Zhao Chuchu suspiró.

Incluso si recuperara la memoria, probablemente no querría recordarla.

Su padre fue realmente bueno con ella.

Cuando tuvieron una hija juntos, naturalmente empezaron a desarrollar sentimientos el uno por el otro.

Si no fuera por el padre de la dueña original, ella aún no sabría lo que le esperaba.

Zhao Chuchu miró a Xie Heng y dijo:
—Aunque no sé cómo es la familia Xia, tengo la sensación de que no es buena.

¿Sabes algo de la familia Xia?

—¿Quieres saberlo?

—Por supuesto, ahora que tengo una relación complicada con la familia Xia.

Aunque me esconda de ellos, no me dejarán ir fácilmente.

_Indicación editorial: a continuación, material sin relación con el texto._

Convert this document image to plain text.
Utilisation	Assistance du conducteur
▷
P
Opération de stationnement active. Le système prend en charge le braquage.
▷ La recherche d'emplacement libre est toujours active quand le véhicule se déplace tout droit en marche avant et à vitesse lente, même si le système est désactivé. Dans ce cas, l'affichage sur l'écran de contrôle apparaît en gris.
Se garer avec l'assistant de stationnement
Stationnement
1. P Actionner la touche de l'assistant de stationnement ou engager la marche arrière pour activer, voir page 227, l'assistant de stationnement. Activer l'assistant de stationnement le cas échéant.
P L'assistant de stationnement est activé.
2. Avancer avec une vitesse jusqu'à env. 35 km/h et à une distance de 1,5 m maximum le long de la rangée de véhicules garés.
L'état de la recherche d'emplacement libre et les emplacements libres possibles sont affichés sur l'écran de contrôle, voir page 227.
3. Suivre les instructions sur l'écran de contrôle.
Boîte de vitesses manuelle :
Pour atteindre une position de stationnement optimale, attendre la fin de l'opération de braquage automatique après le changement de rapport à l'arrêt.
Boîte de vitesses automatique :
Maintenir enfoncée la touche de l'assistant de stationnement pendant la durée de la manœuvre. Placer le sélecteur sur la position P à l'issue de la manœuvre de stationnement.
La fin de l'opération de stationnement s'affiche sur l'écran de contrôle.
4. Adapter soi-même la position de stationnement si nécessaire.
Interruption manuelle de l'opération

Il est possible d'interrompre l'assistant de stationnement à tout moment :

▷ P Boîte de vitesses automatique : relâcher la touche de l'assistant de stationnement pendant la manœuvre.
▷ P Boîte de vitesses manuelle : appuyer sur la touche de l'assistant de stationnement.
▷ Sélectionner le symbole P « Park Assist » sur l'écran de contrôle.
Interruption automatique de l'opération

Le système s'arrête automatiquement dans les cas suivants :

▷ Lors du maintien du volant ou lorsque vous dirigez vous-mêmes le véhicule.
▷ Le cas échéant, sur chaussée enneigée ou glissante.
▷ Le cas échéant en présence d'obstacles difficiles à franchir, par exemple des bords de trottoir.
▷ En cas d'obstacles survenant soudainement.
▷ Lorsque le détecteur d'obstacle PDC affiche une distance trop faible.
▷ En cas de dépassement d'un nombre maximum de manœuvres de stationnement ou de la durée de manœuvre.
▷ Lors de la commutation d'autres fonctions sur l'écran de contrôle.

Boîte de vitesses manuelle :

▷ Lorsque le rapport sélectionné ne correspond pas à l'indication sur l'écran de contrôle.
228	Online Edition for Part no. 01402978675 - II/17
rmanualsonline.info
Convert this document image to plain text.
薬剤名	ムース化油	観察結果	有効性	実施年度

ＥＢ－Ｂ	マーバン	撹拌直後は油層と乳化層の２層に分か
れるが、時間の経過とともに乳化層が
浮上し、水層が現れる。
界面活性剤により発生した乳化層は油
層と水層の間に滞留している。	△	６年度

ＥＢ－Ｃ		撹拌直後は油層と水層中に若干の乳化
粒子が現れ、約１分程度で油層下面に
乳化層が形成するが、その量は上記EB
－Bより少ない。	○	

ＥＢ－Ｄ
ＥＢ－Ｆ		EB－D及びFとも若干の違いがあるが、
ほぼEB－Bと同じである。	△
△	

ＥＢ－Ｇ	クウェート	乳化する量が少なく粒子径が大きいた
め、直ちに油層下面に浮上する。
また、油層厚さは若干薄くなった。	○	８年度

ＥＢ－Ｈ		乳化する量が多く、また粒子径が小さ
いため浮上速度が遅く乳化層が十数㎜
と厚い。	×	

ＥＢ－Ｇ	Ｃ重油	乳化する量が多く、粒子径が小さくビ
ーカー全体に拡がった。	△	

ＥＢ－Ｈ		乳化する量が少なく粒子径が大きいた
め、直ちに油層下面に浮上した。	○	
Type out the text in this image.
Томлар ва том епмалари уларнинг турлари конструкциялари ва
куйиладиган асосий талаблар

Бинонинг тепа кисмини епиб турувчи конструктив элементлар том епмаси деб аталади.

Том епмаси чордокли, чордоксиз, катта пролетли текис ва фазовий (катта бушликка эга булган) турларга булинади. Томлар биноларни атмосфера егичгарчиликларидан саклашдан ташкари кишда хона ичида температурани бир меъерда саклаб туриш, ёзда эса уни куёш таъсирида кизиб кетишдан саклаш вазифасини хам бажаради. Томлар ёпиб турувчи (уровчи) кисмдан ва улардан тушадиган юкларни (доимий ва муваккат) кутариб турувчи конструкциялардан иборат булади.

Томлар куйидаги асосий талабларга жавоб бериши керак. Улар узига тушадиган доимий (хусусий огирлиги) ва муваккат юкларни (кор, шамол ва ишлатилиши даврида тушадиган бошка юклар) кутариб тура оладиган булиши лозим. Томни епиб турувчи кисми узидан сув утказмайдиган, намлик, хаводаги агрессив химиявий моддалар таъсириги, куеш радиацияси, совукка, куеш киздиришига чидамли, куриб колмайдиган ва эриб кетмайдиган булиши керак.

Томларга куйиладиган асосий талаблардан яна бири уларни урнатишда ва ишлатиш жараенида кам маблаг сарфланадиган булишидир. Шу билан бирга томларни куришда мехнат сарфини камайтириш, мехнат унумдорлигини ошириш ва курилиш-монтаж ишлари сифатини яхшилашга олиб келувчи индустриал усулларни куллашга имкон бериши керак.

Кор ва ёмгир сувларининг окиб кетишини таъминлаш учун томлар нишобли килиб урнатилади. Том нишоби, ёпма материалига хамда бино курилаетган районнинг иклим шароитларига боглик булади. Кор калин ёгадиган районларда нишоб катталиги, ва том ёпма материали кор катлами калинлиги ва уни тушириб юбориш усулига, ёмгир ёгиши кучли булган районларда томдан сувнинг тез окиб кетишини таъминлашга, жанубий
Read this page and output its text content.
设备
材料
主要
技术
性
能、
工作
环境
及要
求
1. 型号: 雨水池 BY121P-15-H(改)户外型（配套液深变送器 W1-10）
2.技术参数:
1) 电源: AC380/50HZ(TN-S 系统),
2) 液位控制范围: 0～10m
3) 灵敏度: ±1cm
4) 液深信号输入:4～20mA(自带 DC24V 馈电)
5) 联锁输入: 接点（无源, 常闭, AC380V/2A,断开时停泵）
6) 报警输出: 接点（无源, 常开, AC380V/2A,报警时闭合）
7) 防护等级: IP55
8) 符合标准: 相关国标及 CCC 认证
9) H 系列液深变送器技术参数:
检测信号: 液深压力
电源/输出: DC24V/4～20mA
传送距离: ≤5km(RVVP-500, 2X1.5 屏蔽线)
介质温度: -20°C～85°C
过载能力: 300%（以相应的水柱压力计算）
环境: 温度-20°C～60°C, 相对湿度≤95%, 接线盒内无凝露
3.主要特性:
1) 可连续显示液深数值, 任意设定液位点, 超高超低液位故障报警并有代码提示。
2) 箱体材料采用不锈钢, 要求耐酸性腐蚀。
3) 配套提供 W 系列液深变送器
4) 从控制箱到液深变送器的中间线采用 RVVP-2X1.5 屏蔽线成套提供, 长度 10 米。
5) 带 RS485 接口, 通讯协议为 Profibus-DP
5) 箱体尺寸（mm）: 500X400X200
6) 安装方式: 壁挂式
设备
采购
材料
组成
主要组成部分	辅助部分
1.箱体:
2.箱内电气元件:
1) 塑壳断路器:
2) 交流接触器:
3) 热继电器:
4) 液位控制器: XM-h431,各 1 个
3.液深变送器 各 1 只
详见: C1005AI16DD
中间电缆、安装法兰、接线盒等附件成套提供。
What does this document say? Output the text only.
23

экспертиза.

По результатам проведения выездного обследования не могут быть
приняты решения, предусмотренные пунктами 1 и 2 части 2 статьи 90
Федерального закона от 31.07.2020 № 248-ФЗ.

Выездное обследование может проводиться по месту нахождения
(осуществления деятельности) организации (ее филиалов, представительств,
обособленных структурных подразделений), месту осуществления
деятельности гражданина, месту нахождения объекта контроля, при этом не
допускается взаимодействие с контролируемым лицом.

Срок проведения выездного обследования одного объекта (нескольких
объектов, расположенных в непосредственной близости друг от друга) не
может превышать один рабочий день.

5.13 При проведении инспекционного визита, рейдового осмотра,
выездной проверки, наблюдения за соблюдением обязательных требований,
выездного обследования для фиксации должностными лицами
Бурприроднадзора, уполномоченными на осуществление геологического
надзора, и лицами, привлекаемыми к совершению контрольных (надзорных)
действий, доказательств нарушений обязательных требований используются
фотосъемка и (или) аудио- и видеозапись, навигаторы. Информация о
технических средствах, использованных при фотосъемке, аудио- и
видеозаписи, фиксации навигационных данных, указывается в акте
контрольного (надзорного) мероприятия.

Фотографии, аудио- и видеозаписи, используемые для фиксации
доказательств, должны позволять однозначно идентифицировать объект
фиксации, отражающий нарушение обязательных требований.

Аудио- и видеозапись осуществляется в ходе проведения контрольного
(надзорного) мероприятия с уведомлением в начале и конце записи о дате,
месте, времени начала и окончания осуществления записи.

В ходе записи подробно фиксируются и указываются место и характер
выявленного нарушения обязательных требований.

Después de todo, como dijiste, la familia Xia va cuesta abajo.

El hecho de que de repente tengan una doctora milagrosa en su familia les traería grandes beneficios.

Al fin y al cabo, la gente le teme a la muerte, sobre todo los ricos.

—La familia Xia no tiene tiempo de buscarte ahora.

No le dirán a la familia Xia dónde estás después de que regresen.

—¿Por qué?

—La señora Xia probablemente guarda un resentimiento desconocido hacia la familia Xia.

—¿Qué tiene que ver esto con saber los secretos de la familia Xia?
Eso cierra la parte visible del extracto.